• ‘Há um grande receio de que estejamos perto de uma onda de insolvências empresariais’
- O Estado de S. Paulo, 25/01/15
Apenas uma semana após a eleição, o governo surpreendeu alguns (mas não a todos), fazendo exatamente o oposto do que tinha se comprometido na campanha eleitoral.
Ao invés de medidas que continuassem a manter o vaporoso cenário brasileiro descrito na campanha, os eleitores começaram a absorver aumento de juros, elevação de tarifas de energia e de determinados tributos, cortes de gastos e apagões variados.
A interpretação de quase todos, que me parece correta, é que a presidente reeleita teve de aceitar uma política de ajuste, tendo em vista a grande deterioração da situação econômica ao final do seu mandato. Em particular, pesou a crescente desorganização fiscal, que truques contábeis e "pedaladas" fiscais não conseguiam mais esconder. Ora, a experiência mostra, de forma avassaladora, que a desorganização fiscal leva à inflação e a outros desequilíbrios de forma insustentável. Basta olhar a nossa vizinha, Argentina.
Na realidade, a ambiciosa política dos últimos anos se revelou um triplo desastre: macroeconômico, microeconômico e de governança.
Na área macro, 2014 terminou com uma economia estagnada, que mostra investimentos em franca decadência, com uma inflação teimosamente elevada (ancorada no topo da meta, de 6,5%), desorganização fiscal e grande déficit em conta corrente, que ultrapassou os 4% do PIB. O único indicador ainda positivo, o mercado de trabalho, mostra uma forte tendência à desaceleração, que deverá ficar mais clara nos próximos meses.

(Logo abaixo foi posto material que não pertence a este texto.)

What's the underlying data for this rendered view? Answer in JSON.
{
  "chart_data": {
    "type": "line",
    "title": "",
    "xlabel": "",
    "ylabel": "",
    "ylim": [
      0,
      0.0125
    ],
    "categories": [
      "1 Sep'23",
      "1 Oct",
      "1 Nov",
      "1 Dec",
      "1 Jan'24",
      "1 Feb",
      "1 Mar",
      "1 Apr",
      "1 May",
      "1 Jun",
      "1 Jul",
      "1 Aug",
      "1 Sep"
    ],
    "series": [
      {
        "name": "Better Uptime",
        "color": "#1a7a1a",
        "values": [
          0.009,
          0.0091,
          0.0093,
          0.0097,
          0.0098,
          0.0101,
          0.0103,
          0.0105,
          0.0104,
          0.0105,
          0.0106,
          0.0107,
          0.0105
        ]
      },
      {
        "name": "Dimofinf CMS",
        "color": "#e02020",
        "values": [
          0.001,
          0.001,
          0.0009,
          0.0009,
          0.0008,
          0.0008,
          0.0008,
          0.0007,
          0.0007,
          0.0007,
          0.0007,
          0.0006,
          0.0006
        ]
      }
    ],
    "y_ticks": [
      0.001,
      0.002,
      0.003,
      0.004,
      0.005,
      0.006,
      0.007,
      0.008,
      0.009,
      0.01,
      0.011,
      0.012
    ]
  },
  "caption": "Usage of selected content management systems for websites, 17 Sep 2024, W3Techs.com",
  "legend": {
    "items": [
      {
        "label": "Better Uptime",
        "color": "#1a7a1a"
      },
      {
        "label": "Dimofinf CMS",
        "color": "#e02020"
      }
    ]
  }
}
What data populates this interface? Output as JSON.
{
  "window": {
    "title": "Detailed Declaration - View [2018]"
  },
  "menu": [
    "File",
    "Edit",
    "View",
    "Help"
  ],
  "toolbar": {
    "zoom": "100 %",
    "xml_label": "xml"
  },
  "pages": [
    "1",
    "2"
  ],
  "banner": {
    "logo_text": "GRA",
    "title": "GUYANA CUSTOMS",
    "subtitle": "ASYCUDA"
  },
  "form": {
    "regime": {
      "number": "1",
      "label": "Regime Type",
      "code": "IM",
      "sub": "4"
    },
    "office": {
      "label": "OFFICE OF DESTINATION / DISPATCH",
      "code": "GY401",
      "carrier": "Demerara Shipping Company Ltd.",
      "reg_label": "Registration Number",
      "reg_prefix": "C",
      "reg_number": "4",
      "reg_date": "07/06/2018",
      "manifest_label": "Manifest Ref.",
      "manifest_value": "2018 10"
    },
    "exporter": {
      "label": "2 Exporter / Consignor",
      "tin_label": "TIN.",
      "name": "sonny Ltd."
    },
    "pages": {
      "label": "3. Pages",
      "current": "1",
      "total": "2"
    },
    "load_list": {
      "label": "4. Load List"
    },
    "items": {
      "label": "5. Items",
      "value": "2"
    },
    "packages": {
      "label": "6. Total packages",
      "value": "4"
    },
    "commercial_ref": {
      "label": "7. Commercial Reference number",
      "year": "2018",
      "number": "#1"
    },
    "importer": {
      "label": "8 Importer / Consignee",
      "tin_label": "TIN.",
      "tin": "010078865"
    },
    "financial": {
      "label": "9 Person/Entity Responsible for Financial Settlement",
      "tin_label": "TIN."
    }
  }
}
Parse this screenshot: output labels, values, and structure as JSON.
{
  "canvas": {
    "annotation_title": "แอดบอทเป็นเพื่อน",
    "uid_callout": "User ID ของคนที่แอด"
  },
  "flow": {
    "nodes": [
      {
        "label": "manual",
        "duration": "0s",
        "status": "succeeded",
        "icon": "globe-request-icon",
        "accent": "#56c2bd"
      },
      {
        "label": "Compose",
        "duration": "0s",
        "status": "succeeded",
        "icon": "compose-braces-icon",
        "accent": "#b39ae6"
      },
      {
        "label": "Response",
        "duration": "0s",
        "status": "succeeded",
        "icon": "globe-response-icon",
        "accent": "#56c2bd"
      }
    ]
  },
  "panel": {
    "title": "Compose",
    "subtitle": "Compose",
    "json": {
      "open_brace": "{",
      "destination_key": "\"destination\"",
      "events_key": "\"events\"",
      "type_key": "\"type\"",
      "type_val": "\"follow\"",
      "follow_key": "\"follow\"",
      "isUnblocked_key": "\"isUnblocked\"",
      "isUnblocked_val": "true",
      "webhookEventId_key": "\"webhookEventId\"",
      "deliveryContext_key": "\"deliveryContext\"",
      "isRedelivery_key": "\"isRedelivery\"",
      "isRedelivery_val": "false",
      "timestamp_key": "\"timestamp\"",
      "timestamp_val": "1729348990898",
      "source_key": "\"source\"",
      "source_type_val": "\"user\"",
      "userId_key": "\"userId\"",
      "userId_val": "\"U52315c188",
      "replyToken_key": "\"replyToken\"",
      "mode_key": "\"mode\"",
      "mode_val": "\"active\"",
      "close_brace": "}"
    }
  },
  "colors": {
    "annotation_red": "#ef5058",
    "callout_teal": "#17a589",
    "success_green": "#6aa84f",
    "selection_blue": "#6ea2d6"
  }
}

O experimento heterodoxo da nova matriz morreu de forma melancólica.
Existem crises também na área micro. Em petróleo, um projeto excessivamente ambicioso (predomínio da Petrobrás no pré-sal, um gigantesco programa de investimentos numa área difícil, com a utilização da melhor tecnologia, exigência de conteúdo nacional nos equipamentos e abertura de novas atividades, como construção naval e tudo isso em prazo muito curto) passou a enfrentar grandes dificuldades, antes mesmo de se saber o tamanho do Petrolão, devido ao excesso de endividamento da Petrobrás, ao controle de preços de combustíveis e, agora, a queda nos preços internacionais do óleo.
Na energia elétrica, a populista baixa forçada nas tarifas expressas na MP 579 (Lei 12.783) no final de 2012, desorganizou completamente o setor, provocando uma virtual quebra no sistema Eletrobrás e grande piora do balanço da maioria das empresas do setor. A escassez de água, derivada da seca atual, complica a situação e deve levar o País a algum tipo de racionamento, o que já afeta negativamente consumidores e produtores, como se viu no apagão da semana passada. Finalmente, ainda no setor de energia, é conhecida a difícil situação do setor produtor de etanol.
Boa parte da desaceleração dos investimentos está direta e indiretamente relacionada aos problemas da área de energia que implicam numa elevação do custo corrente, uma elevação do custo de investimento e uma maior ineficiência do sistema produtivo.
Ao lado do setor energético, temos um problema na indústria automotiva, no qual, mais uma vez, a excessiva ambição (Inovar Auto) acabou por provocar uma capacidade de produção muito maior do que o tamanho do mercado. Duros ajustes estão em andamento.
Chamaria também a atenção para a difícil situação dos bens de capital decorrente dos desajustes descritos anteriormente.
Há, ainda, o resultado dos evidentes excessos na concessão de gigantescos volumes de crédito público. O custo disso só será conhecido mais adiante, mas as vendas de carteiras ruins de crédito já realizadas ou anunciadas por bancos públicos são indicadores do que vem por aí.
Finalmente, existe o desastre da governança: 39 ministérios, fracas equipes, aparelhamento das agências reguladoras, projetos mal costurados e falta de avanço na operacionalização das regras ambientais resultam em grandes atrasos e estouro de custos nos projetos públicos. Entretanto, tudo isso fica pequeno frente à dimensão das estruturas de corrupção, que a chamada operação Lava Jato agora desnuda.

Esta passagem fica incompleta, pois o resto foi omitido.